The fact that one is surrounded by people who don’t know each other and have no context for each other leads to a certain freedom and shedding of inhibitions. With friends and family, one might be expected to be a certain way, but with strangers, there’s often less judgment, or less fear of it — even if things don’t go as planned, these aren’t people one would necessarily see again, after all.

A house party by Party Herd | By special arrangement

A newer, kinder stage for artistes

It also works for the other side. Small, intimate house events provide a space not only for people to meet while watching a fun performance, but also give performers an engaged audience with whom they can interact freely.

Sachin Singhal, a sales professional in Gurugram, found an open mic night by a group called Artpromptu a refreshing experience. “Comedians, singers, poets — I got to see raw talent and meet new people.” He says the stage was an encouraging space for budding artists and the host took extra care to help them out. “I was pleasantly surprised to see the quality of art that night; it was intimate and raw and exceeded all my expectations.”

The idea of providing artistes with an attentive audience in a different yet safe space gave birth to Sofar Sounds in London, when founder Rafe Offer invited some friends for a gig in his house back in 2009. Sofar is now present in 447 cities around the world, including Mumbai, Bengaluru, Delhi, Chennai, Pune, Shillong, Dimapur, Hyderabad, Jaipur, Kochi and Imphal, as well as in Goa. It has hosted gigs by everyone from Damien Rice to Dhruv Visvanath. 

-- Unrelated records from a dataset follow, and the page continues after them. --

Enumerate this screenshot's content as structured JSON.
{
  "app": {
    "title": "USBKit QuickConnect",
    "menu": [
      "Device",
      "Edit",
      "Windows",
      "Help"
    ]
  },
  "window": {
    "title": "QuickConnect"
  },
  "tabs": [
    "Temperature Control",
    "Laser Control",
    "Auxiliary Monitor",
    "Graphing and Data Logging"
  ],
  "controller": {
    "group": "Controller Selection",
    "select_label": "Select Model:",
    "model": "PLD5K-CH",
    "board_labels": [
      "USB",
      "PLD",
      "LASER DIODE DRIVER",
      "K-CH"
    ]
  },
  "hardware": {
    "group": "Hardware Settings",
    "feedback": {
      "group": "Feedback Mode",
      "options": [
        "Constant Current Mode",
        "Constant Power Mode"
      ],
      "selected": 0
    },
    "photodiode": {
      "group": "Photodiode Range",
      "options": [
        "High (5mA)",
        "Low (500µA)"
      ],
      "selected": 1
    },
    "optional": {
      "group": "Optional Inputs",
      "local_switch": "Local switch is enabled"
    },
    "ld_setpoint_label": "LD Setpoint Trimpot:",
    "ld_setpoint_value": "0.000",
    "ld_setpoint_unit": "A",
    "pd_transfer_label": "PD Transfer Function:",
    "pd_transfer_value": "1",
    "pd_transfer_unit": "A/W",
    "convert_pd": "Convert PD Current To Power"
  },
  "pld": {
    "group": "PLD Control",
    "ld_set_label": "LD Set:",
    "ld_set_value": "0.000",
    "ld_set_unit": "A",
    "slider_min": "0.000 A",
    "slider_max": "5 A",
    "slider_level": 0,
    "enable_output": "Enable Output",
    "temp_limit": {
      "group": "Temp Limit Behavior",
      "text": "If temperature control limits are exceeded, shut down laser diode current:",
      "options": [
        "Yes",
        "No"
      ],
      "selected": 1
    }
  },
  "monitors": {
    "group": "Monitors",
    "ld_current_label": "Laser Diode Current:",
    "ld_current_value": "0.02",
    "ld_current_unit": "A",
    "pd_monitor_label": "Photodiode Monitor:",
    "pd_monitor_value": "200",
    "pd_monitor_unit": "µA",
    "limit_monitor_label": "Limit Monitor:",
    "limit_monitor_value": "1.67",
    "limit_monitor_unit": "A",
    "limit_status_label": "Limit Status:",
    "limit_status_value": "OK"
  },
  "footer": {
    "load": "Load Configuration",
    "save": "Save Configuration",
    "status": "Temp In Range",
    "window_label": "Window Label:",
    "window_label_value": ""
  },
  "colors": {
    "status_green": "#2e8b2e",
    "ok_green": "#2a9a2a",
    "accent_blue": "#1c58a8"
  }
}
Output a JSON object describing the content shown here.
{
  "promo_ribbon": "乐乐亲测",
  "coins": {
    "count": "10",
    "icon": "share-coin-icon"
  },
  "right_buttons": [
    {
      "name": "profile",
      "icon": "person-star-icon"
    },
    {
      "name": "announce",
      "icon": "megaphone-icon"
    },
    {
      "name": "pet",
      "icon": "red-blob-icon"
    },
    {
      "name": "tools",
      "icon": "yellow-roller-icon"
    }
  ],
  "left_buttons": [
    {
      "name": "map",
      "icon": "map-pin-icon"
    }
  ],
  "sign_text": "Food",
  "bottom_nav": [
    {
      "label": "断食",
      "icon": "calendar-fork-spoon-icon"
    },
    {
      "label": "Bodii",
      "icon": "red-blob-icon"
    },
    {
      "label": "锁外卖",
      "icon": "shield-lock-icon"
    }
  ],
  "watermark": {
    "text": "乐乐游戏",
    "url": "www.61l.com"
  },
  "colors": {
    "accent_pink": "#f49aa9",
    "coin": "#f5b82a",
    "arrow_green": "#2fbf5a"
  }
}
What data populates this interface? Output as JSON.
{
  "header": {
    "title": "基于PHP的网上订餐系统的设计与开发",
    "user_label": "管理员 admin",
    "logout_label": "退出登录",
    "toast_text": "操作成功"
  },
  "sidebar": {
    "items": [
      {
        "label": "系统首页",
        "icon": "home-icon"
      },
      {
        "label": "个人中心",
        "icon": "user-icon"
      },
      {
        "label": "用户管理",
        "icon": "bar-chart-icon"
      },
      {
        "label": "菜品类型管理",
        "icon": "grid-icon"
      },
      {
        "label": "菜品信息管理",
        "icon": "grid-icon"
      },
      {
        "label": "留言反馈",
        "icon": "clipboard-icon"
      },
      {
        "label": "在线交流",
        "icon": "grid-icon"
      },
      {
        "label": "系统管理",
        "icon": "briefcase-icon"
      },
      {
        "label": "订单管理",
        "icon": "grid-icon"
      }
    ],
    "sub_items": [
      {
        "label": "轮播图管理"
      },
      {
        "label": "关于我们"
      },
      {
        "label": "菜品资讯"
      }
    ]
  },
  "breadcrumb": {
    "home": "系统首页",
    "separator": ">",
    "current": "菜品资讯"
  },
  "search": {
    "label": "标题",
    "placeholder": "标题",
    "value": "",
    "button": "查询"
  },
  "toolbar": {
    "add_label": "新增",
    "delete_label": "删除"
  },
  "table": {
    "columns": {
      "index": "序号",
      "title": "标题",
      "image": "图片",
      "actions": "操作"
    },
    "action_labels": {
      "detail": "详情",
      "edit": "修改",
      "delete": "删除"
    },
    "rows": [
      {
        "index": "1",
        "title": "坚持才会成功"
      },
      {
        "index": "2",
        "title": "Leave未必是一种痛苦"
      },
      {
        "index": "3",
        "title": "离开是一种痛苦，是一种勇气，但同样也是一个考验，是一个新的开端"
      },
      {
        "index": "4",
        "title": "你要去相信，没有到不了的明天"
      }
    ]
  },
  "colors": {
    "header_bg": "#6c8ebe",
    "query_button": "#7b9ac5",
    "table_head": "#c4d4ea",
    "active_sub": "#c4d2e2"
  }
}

For Delhi-based funk jazz band The Revisit Project, the experience of performing an intimate music gig with Sofar Sounds was humbling. “As a band, we took our music more seriously, because the audience took it more seriously,” saxophonist Abhay Sharma tells ThePrint.

He believes intimate gigs bring an artiste’s music to the forefront, instead of limiting it to the background over which people chat. “When we started playing, everyone just got up and started dancing.”

For an established band like The Revisit Project, or the budding artistes platformed by Artpromptu, intimate settings give them just the stage they need — a venue with a serious audience with properly set up sound and acoustics for the former and a non-judgmental, safe space to exhibit their talent for the latter.